Figure: A schematic of core principles for AI product development.
Separate out research code and production code

Software development is an integral part of ML product development. However, during research, a code development can go very wild and a scientist, even if they are very good software developers, would end up creating hard to follow and poor code. Once there is a confidence in reproducibility and robustness of results, the production code should be re-written with high-quality software engineering principles.

Data Standardisation: Release data-sets for research 

A cold start problem for ML products is to release and design data-sets before even doing any research like work. This, of course, has to be aligned with industrial requirements. Imagine datasets like MINST or imagenet for benchmarking. Released sets will be the first step for any model building or product development, and would constitute a data product themselves. Data versioning is also a must.

Do not obsess with workflows: All workflows are ad-hoc

There is no such thing as a universal or generic workflow. A workflow depends on a human understanding of processes and steps. Human understanding is based on language and linguistically there is no such thing as universal language, at least it isn't practical yet c.f., universal grammar. Loosely defined steps are sufficient for research steps. However, once it entered into production, then much more strict workflow design might be needed, but be aware all workflows are ad-hoc.

Do not run sprints for core data science 

Agile principles are suitable for software development innovations. Sprints or Agile is not suitable for AI research and research environment, it is a different kind of innovation than software engineering. Thinking that Agile is a cure to do scientific innovation is naive wishful thinking. Structuring a research group,  periodic reviews and releases of the results via presentations and detailed technical reports are much more suitable for data science on top of mini-workshops. A simple proposal runs can also be made to decide which direction to invest, akin to research proposals.

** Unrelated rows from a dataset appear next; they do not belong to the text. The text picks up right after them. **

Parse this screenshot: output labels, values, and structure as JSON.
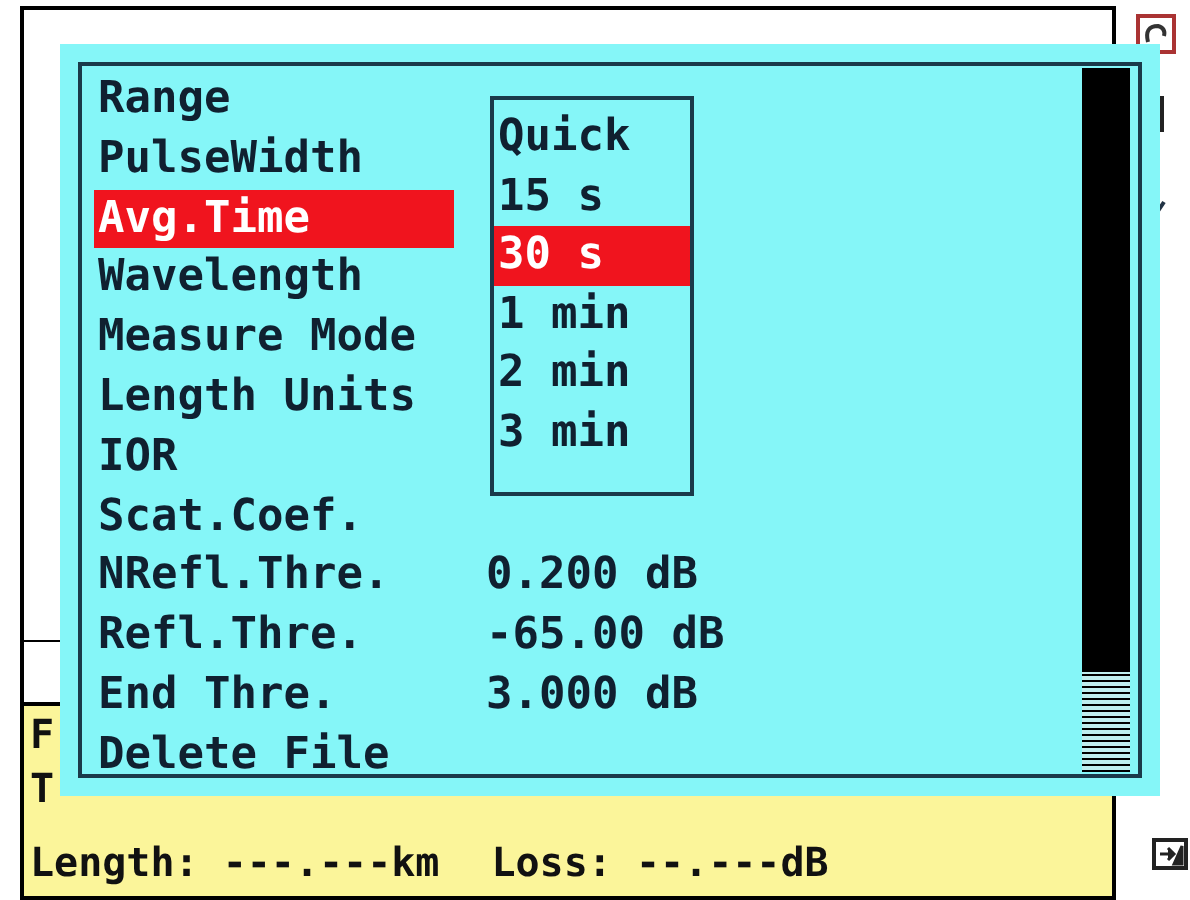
{
  "menu": {
    "items": [
      {
        "label": "Range",
        "selected": false
      },
      {
        "label": "PulseWidth",
        "selected": false
      },
      {
        "label": "Avg.Time",
        "selected": true
      },
      {
        "label": "Wavelength",
        "selected": false
      },
      {
        "label": "Measure Mode",
        "selected": false
      },
      {
        "label": "Length Units",
        "selected": false
      },
      {
        "label": "IOR",
        "selected": false
      },
      {
        "label": "Scat.Coef.",
        "selected": false
      },
      {
        "label": "NRefl.Thre.",
        "value": "0.200 dB",
        "selected": false
      },
      {
        "label": "Refl.Thre.",
        "value": "-65.00 dB",
        "selected": false
      },
      {
        "label": "End Thre.",
        "value": "3.000 dB",
        "selected": false
      },
      {
        "label": "Delete File",
        "selected": false
      }
    ]
  },
  "dropdown": {
    "options": [
      {
        "label": "Quick",
        "selected": false
      },
      {
        "label": "15 s",
        "selected": false
      },
      {
        "label": "30 s",
        "selected": true
      },
      {
        "label": "1 min",
        "selected": false
      },
      {
        "label": "2 min",
        "selected": false
      },
      {
        "label": "3 min",
        "selected": false
      }
    ]
  },
  "background": {
    "lines": [
      "F",
      "T"
    ]
  },
  "status_bar": {
    "length": "Length: ---.---km",
    "loss": "Loss: --.---dB"
  }
}
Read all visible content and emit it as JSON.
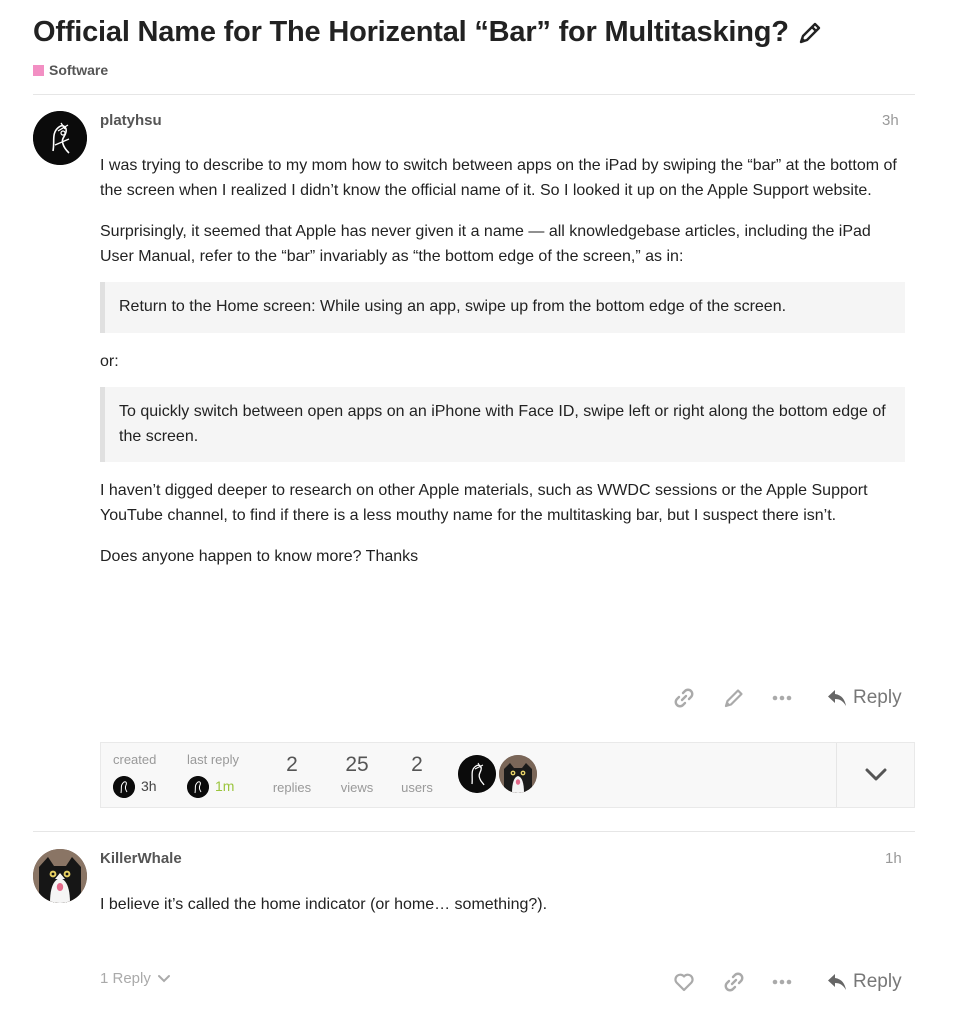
{
  "topic": {
    "title": "Official Name for The Horizental “Bar” for Multitasking?",
    "category": "Software",
    "category_color": "#f28fc3"
  },
  "posts": [
    {
      "username": "platyhsu",
      "date": "3h",
      "paragraphs": [
        "I was trying to describe to my mom how to switch between apps on the iPad by swiping the “bar” at the bottom of the screen when I realized I didn’t know the official name of it. So I looked it up on the Apple Support website.",
        "Surprisingly, it seemed that Apple has never given it a name — all knowledgebase articles, including the iPad User Manual, refer to the “bar” invariably as “the bottom edge of the screen,” as in:",
        "or:",
        "I haven’t digged deeper to research on other Apple materials, such as WWDC sessions or the Apple Support YouTube channel, to find if there is a less mouthy name for the multitasking bar, but I suspect there isn’t.",
        "Does anyone happen to know more? Thanks"
      ],
      "quotes": [
        "Return to the Home screen: While using an app, swipe up from the bottom edge of the screen.",
        "To quickly switch between open apps on an iPhone with Face ID, swipe left or right along the bottom edge of the screen."
      ],
      "reply_label": "Reply"
    },
    {
      "username": "KillerWhale",
      "date": "1h",
      "paragraphs": [
        "I believe it’s called the home indicator (or home… something?)."
      ],
      "replies_count_label": "1 Reply",
      "reply_label": "Reply"
    }
  ],
  "topic_map": {
    "created_label": "created",
    "created_time": "3h",
    "last_reply_label": "last reply",
    "last_reply_time": "1m",
    "last_reply_color": "#9bc53d",
    "replies_count": "2",
    "replies_label": "replies",
    "views_count": "25",
    "views_label": "views",
    "users_count": "2",
    "users_label": "users"
  },
  "icons": {
    "edit_title": "pencil-icon",
    "link": "link-icon",
    "edit": "pencil-icon",
    "more": "ellipsis-icon",
    "reply": "reply-arrow-icon",
    "like": "heart-icon",
    "expand": "chevron-down-icon"
  }
}
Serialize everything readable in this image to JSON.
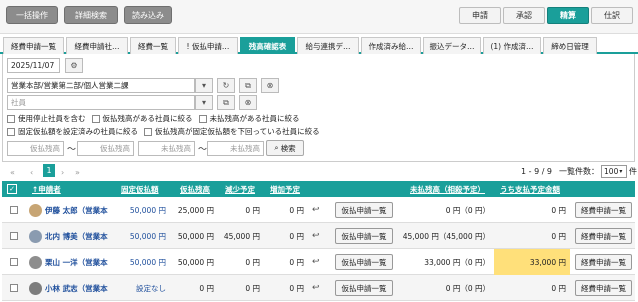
{
  "topbar": {
    "left_buttons": [
      "一括操作",
      "詳細検索",
      "読み込み"
    ],
    "mode_buttons": [
      "申請",
      "承認",
      "精算",
      "仕訳"
    ]
  },
  "tabs": [
    "経費申請一覧",
    "経費申請社…",
    "経費一覧",
    "! 仮払申請…",
    "残高確認表",
    "給与連携デ…",
    "作成済み給…",
    "振込データ…",
    "(1) 作成済…",
    "締め日管理"
  ],
  "filters": {
    "date": "2025/11/07",
    "department": "営業本部/営業第二部/個人営業二課",
    "employee_placeholder": "社員",
    "checkboxes": [
      "使用停止社員を含む",
      "仮払残高がある社員に絞る",
      "未払残高がある社員に絞る"
    ],
    "checkboxes2": [
      "固定仮払額を設定済みの社員に絞る",
      "仮払残高が固定仮払額を下回っている社員に絞る"
    ],
    "range1_placeholder": "仮払残高",
    "range2_placeholder": "未払残高",
    "search_label": "検索",
    "tilde": "〜"
  },
  "pager": {
    "first": "«",
    "prev": "‹",
    "page": "1",
    "next": "›",
    "last": "»",
    "range_text": "1 - 9 / 9",
    "per_page_label": "一覧件数：",
    "per_page_value": "100",
    "unit": "件"
  },
  "table": {
    "check_header": "✓",
    "headers": [
      "↑申請者",
      "固定仮払額",
      "仮払残高",
      "減少予定",
      "増加予定",
      "未払残高（相殺予定）",
      "うち支払予定金額"
    ],
    "button_advance": "仮払申請一覧",
    "button_expense": "経費申請一覧",
    "undo_icon": "↩",
    "rows": [
      {
        "name": "伊藤 太郎（営業本",
        "fixed": "50,000 円",
        "balance": "25,000 円",
        "decrease": "0 円",
        "increase": "0 円",
        "unpaid": "0 円（0 円）",
        "pay": "0 円",
        "highlight": false
      },
      {
        "name": "北内 博美（営業本",
        "fixed": "50,000 円",
        "balance": "50,000 円",
        "decrease": "45,000 円",
        "increase": "0 円",
        "unpaid": "45,000 円（45,000 円）",
        "pay": "0 円",
        "highlight": false
      },
      {
        "name": "栗山 一洋（営業本",
        "fixed": "50,000 円",
        "balance": "50,000 円",
        "decrease": "0 円",
        "increase": "0 円",
        "unpaid": "33,000 円（0 円）",
        "pay": "33,000 円",
        "highlight": true
      },
      {
        "name": "小林 武志（営業本",
        "fixed": "設定なし",
        "balance": "0 円",
        "decrease": "0 円",
        "increase": "0 円",
        "unpaid": "0 円（0 円）",
        "pay": "0 円",
        "highlight": false
      }
    ]
  },
  "colors": {
    "accent": "#1a9f9a",
    "highlight": "#ffe07a"
  }
}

Feedback loop: Service to Business decision making back to research

A service using ML technologies should produce more data. The very first service monitoring is A/Null testing, meaning that what would happen in the absence of the AI product. Detailed analysis of the service data would bring more insights both for business and to research. 
  • produce impact assessment: A/null testing
  • quality of service: Quality of service can be measured basically on what is the success of the ML model, this has to be technical.

Conclusion and outlook

There is no such thing as free-lunch and developing AI products won't be fully automated soon. Tools may improve the productivity immensely but AI replacing a data scientist or AI scientist is far from reality, at least for now. If you are investing in AI products, basically you are investing in research at the core, missing that important point may cost organisations a lot. The basic core principles or variation of them may help in sustaining AI products longer and form your teams accordingly.